Now there are indications that that will not suffice. The Opposition parties are calling on the Taoiseach to decide whether Ms Cooper-Flynn is a suitable person to be a member of the Fianna Fail parliamentary party. There is no way, they say, that Mr Ahern can ignore the consequences of the case. For his part, the Taoiseach is playing for time. It is still inappropriate to comment on the outcome of proceedings, he claims, given that it could still be the subject of an appeal to the Supreme Court.
He stands over his comments on the day of the verdict, however, that tax evasion is wrong and encouraging others to engage in tax evasion is equally wrong. Does the new Fianna Fail Code of Conduct have anything to say on that? While the party for the umpteenth time preaches the mantra of "due process", the Progressive Democrats say that it needs to be established now if Ms Cooper-Flynn can pay the costs. If she can't, they say, then there are clear political implications.

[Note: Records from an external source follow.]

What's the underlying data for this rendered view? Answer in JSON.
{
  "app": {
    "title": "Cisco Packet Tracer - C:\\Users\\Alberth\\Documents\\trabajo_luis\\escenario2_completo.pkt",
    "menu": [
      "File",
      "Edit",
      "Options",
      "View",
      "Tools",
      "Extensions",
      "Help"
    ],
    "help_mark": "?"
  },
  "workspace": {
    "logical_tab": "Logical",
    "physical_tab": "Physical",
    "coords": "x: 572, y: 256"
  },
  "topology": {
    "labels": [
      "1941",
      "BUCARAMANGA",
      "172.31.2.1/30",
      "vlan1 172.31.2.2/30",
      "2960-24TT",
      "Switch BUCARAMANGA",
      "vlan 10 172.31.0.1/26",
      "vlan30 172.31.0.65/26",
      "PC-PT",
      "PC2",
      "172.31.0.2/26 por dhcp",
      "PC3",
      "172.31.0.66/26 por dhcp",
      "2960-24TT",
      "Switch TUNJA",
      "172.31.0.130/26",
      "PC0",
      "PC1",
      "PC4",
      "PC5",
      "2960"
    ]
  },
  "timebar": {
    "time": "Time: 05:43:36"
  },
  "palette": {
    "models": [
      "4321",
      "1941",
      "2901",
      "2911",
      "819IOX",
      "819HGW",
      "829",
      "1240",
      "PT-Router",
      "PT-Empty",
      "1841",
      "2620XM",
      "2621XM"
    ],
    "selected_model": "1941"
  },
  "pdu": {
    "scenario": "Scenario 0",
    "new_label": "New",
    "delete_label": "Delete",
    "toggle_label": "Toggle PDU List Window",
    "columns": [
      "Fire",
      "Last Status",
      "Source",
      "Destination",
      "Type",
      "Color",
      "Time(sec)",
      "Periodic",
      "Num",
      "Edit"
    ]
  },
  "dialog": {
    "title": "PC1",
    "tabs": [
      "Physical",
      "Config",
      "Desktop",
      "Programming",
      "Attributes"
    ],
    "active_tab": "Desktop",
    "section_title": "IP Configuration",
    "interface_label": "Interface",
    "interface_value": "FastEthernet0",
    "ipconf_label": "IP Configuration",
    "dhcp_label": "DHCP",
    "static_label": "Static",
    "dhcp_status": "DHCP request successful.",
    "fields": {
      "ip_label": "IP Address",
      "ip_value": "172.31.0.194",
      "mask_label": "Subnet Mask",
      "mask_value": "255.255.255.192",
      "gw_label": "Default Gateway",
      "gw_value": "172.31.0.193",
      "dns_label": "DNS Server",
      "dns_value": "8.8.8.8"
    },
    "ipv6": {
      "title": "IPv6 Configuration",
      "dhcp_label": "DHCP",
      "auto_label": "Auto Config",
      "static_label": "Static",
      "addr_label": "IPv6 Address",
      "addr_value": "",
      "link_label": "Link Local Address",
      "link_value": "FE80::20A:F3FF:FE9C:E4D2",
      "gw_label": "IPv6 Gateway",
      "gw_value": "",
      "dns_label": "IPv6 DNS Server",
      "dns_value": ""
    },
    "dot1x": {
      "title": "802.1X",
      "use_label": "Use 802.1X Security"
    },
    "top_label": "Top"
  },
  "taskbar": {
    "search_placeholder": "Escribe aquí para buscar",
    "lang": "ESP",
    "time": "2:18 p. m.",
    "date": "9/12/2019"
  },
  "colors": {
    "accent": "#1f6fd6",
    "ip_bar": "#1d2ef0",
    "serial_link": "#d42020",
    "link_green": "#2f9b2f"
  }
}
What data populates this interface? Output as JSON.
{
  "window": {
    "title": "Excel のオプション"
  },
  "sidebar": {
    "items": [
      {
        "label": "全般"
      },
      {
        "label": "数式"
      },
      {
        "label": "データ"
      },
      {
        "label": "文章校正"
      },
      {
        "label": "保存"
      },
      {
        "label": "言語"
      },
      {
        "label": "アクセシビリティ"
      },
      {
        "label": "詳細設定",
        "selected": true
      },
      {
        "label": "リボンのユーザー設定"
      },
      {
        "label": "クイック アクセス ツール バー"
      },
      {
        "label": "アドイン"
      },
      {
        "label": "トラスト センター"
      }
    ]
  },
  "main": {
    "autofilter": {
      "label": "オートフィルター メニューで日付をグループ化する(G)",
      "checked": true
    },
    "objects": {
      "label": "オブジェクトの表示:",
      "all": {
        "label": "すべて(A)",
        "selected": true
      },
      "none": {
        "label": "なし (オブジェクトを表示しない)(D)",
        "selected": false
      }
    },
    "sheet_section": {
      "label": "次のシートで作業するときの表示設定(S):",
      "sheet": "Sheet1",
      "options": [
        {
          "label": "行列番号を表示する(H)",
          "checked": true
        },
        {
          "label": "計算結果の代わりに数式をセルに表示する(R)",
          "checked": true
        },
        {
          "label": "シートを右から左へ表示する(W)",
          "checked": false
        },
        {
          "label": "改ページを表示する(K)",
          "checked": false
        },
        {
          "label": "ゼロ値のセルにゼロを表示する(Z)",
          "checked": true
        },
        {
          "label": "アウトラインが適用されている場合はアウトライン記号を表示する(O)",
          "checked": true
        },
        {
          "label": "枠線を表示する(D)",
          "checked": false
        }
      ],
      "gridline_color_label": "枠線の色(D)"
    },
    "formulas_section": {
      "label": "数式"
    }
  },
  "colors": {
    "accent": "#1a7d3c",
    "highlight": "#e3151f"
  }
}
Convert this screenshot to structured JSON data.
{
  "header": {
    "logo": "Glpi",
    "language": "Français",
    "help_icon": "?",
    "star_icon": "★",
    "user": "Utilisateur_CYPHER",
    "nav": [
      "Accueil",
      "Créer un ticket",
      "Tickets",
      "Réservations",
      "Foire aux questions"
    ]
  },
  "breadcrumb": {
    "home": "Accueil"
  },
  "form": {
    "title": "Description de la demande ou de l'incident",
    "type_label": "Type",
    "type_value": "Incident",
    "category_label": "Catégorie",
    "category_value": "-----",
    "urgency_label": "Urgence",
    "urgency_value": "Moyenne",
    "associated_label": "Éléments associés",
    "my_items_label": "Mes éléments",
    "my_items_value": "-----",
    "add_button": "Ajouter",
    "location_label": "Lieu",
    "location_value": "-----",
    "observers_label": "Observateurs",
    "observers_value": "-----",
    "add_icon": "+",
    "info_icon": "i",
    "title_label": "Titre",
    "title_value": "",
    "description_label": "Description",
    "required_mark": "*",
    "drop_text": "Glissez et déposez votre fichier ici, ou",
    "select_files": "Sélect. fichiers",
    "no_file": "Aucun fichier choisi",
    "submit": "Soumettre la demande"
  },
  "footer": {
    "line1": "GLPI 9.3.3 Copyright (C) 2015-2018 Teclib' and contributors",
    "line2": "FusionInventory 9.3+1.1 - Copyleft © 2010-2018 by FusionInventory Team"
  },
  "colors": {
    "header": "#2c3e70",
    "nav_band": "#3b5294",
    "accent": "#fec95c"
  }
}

Knowing what she did about the reality of her work as a financial adviser in National Irish Bank, Ms Cooper-Flynn must be adjudicated as foolish - arrogant perhaps - to have taken the case in the first instance. On the other hand, the national broadcaster was courageous to fight the action rather than cave in to the threat from a TD from a prominent family. Had it gone against RTE, no doubt, quite a few senior figures in the station would be on the thinnest of career ice at this stage. In the last analysis the whole affair - the broadcasting of RTE's case against NIB, coupled with the outcome of the Cooper-Flynn libel suit - has yielded to the media a considerable bonus by way of legal endorsement for investigative journalism. The public interest, the Supreme Court has ruled in this context, can over-ride private or personal interests. Ms Cooper-Flynn has unwittingly given a valuable boost to what she would undoubtedly regard as a hostile media.